I know I used to mention the departmental x-ray film developer a lot. Each piece of shared equipment is assigned to a professor, who is in charge of maintenance and repair. My boss got the dark room, which really means that I get to deal with the dark room.
Whatever, I develop multiple films every day, so it's not like I wasn't in there for a quarter of my day, anyway. I will say that it became much less convenient when my lab moved down one floor and to the other end of the building.
For a long time we had a lemon of a developer.
In order for it to function, we instituted a series of rules: take your gloves off (there's a piece of cardboard in film boxes, and with gloves on it feels like film; no one wants to have to clean out the entire machine because you put in cardboard instead of film, and it fell to pieces when soaked in fixer & developer solutions), don't cut film (flip your film for multiple exposures; smaller than 5x7 films get caught in the rollers between tanks), feed film into the machine a specific way, do not fill the chemical tanks with more than one bottle of concentrated reagent (otherwise the auto-fill water that dilutes the reagent will overflow, creating a mess that will require EH&S investigation) and if you have any questions, problems, or jams, CALL ME. (These last two points are pretty important.)
Even so, it was not unusual for me to receive multiple calls per day that a film had jammed, could I come extract it/fix it/do something.
(As you might imagine, this is not an efficient use of my time or departmental resources.)
Eventually we purchased a new developer. The exact same model. It was not as dysfunctional.
But some completely incompetent utterly illiterate asshat apparently cannot read the sign and ignored the departmental email that detailed the same information, and on multiple occasions in the past four months has filled the chemical tanks with twice the amount of concentrate that is necessary. This has led to three separate EH&S incidents caused by massive chemical spills that spread into the next room. The sheet-rock walls were permeated, and now they are moldy.
So the dark room is closed while it undergoes renovations. Of course, the chair's lab has their own developer system, so he didn't want to shell out money for this, but it had to be done for the other lab groups. And the admin he put in charge of organizing it didn't realize that the developer was used 7 days a week, starting at 10am and straight through to 7 or 8pm. She was dismayed to realize that we would have to organize an alternative.
On one hand: yay, an alternative. All research doesn't grind to a halt. OTOH: minimal hours of availability, three floors and one building away. :/
Today Yesterday, I had 8 blots to develop. I have climbed at least 20 flights of stairs. I am tempted to start taking the elevator.

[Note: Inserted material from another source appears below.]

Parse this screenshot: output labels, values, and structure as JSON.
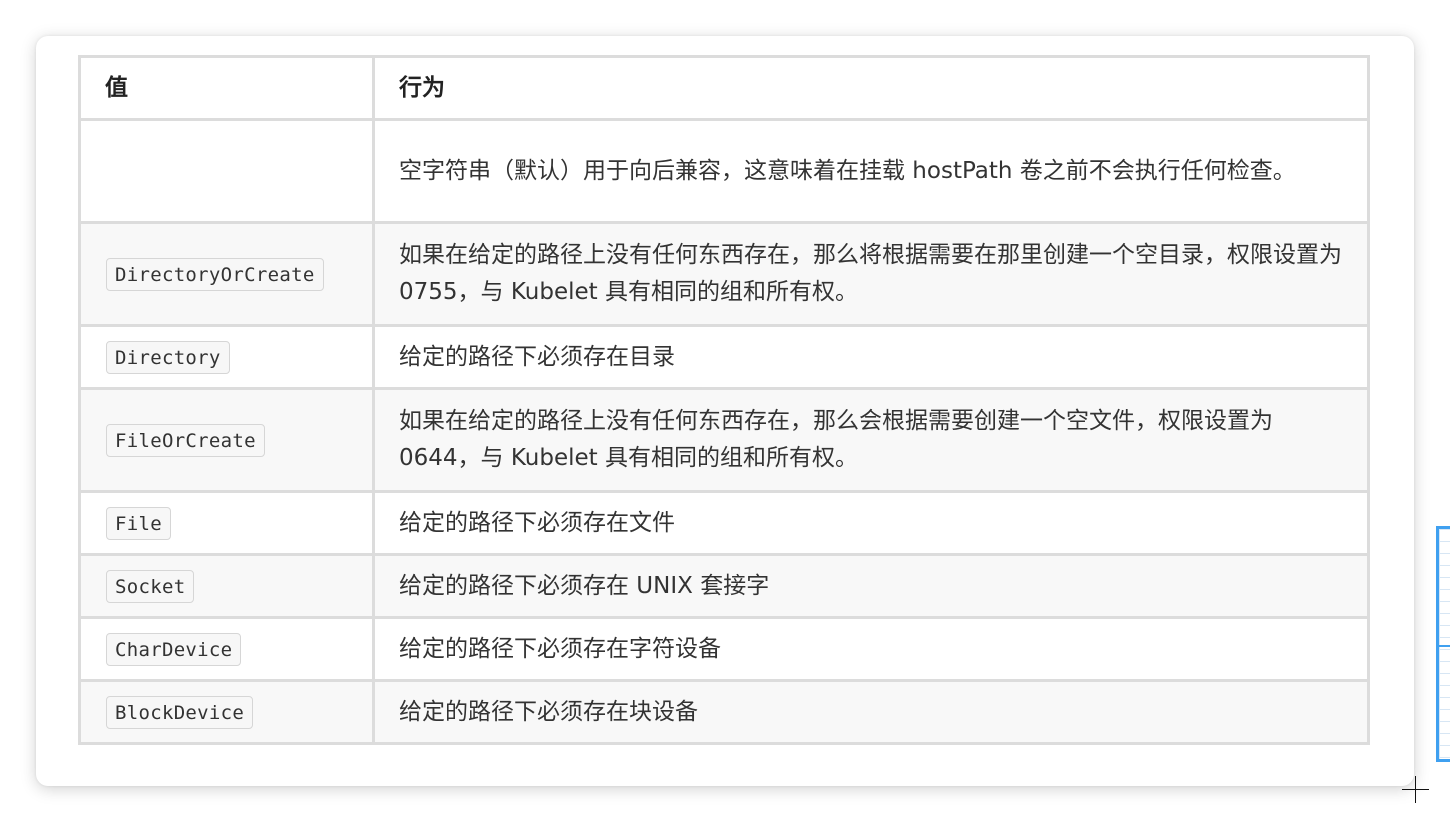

Also in work fuckery, I still don't know what to do about Post-Doc. She just... she's messy. She's inconsiderate of others in common spaces. And she's lazy, OMG.

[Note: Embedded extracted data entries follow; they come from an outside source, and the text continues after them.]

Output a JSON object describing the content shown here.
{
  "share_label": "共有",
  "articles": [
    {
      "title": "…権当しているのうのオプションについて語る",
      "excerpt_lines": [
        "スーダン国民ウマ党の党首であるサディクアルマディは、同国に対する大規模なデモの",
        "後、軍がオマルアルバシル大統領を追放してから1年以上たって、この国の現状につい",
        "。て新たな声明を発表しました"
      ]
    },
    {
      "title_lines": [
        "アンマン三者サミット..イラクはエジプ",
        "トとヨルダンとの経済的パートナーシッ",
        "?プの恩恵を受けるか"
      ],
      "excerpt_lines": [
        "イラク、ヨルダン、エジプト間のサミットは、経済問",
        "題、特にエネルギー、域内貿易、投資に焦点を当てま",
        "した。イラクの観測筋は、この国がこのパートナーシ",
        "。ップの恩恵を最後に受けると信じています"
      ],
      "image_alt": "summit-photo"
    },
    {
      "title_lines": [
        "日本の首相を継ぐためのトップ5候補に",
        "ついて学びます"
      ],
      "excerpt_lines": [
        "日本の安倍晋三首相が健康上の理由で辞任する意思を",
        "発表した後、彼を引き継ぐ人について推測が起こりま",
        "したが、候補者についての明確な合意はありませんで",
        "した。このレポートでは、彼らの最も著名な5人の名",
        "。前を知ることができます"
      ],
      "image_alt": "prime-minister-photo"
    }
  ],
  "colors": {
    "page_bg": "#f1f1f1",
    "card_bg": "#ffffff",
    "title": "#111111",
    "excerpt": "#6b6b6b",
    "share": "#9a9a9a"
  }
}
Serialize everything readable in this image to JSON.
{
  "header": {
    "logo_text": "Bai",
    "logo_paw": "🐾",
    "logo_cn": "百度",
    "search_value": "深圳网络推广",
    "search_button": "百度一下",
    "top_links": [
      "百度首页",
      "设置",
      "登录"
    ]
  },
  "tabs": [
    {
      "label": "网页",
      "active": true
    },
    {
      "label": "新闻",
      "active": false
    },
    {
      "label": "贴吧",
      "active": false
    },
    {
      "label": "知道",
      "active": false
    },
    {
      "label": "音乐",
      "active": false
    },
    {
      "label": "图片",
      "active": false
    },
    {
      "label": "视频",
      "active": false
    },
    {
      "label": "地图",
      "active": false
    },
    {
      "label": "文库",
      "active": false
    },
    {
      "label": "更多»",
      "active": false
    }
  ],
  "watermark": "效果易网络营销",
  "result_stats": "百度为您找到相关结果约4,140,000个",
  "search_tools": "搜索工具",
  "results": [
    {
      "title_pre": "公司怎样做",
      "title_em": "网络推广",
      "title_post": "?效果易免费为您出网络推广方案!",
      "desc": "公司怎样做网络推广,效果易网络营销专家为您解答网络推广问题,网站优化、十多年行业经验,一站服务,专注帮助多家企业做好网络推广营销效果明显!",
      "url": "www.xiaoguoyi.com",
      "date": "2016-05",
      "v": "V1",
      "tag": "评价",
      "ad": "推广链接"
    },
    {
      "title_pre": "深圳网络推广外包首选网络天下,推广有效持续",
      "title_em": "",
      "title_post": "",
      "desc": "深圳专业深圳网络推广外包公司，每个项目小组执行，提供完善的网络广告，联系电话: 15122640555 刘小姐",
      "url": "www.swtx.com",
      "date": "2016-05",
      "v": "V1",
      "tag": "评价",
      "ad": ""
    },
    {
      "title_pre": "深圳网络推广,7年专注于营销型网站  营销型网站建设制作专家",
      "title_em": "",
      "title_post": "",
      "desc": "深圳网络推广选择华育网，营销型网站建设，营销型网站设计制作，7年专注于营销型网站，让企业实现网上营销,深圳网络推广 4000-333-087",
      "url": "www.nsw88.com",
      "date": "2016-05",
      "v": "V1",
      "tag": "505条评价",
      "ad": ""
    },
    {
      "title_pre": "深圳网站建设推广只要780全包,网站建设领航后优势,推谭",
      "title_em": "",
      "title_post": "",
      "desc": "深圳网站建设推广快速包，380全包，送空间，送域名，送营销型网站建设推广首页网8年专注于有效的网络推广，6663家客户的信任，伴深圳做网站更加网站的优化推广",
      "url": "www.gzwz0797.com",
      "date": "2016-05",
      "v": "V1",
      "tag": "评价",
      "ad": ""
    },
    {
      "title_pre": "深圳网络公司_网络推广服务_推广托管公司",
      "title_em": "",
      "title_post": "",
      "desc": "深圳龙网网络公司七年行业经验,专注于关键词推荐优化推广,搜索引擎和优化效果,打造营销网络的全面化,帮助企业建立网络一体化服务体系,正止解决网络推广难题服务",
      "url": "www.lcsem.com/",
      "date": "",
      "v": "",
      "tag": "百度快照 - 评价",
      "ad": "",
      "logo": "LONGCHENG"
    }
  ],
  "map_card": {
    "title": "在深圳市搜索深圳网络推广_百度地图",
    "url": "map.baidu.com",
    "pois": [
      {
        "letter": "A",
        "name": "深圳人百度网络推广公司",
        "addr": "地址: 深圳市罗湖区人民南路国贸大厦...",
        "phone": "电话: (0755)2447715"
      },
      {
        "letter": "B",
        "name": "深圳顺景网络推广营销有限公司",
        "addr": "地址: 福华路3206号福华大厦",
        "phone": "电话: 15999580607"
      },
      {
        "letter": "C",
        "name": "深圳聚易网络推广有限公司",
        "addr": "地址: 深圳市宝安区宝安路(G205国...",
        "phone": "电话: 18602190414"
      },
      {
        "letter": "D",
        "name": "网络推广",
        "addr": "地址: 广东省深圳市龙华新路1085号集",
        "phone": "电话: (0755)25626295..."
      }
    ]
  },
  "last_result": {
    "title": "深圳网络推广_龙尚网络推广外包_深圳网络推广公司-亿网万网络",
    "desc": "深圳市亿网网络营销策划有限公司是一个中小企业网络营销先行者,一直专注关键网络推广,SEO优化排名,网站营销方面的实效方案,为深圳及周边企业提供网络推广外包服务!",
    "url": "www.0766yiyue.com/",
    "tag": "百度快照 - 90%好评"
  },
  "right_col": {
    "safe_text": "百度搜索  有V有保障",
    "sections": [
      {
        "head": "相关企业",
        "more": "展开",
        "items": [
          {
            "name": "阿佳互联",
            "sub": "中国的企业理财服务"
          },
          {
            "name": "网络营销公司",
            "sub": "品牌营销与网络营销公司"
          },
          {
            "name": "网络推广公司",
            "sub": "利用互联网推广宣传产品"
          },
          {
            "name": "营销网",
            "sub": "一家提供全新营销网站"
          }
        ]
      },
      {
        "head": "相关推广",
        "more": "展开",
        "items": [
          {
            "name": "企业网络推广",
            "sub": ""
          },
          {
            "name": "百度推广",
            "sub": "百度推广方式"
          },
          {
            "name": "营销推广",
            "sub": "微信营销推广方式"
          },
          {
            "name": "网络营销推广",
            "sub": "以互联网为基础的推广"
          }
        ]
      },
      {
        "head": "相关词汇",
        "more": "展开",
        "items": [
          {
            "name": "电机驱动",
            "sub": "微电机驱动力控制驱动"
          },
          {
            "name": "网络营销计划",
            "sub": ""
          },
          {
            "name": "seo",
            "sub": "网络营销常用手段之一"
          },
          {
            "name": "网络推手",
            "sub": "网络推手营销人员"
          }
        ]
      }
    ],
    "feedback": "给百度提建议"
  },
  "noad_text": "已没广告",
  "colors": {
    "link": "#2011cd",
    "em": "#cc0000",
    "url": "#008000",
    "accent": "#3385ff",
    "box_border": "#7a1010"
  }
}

We make SDS buffer for whole-cell lysates, because it solubilizes everything. It's got protease and phosphatase inhibitors, plus SDS, a detergent. The inhibitors require long-term storage at 4C, but SDS is insoluble at that temperature, so before use it should be warmed up to bring the detergent (which is looks flaky and white - like soap, obvsly) into solution.
I found the common bottle in the fridge, and was mildly annoyed that there were only 2mL left, but that was going to be enough for my experiment, so I stuck it in the water bath to warm up. Thirty minutes later, when I checked it, the SDS was in solution, but the buffer was cloudy and I could see that there was a grey-brownish clump of contamination floating in it. So I asked Post-Doc, who used the buffer the previous day, if it had been okay then. Her response? No, there was a floater in it, but she figured it was just part of a paper towel or a bit of the lid's lining fallen into the buffer, so she used it anyway.
...uh. No. No one just sticks a paper towel into a bottle of common reagent. And the lid's interior lining was intact. So she harvested an entire experiment of 30 samples with contaminated buffer, because she has no fucking common sense, and is too lazy to make fresh. That was days of work, reagents and cells, and now the result is unusable. :/
On the not-work front, Matt Nathanson was at the House of Blues the other night. He is the MOST entertaining when it comes to between-song banter. Brandi Carlile was there last night, but by the time I was out of work, appropriately exercised, and hosed off, I didn't have the energy to drive back in from the 'burbs. :( Next time. (See, one more reason we need to abandon the Borg 'burbs and move inside the loop.)
This weekend: The Seagull at the Alley. Possibly a 40-mile bike ride. Editing fic. Maaaaybe setting a goal of words-per-week for myself, to kick-start myself into plotting and writing the GK/Casablanca AU or Brad/Walt fics that live in my head lately. And booking our vacation. Which, in the end, is probably going to be hiking in Peru.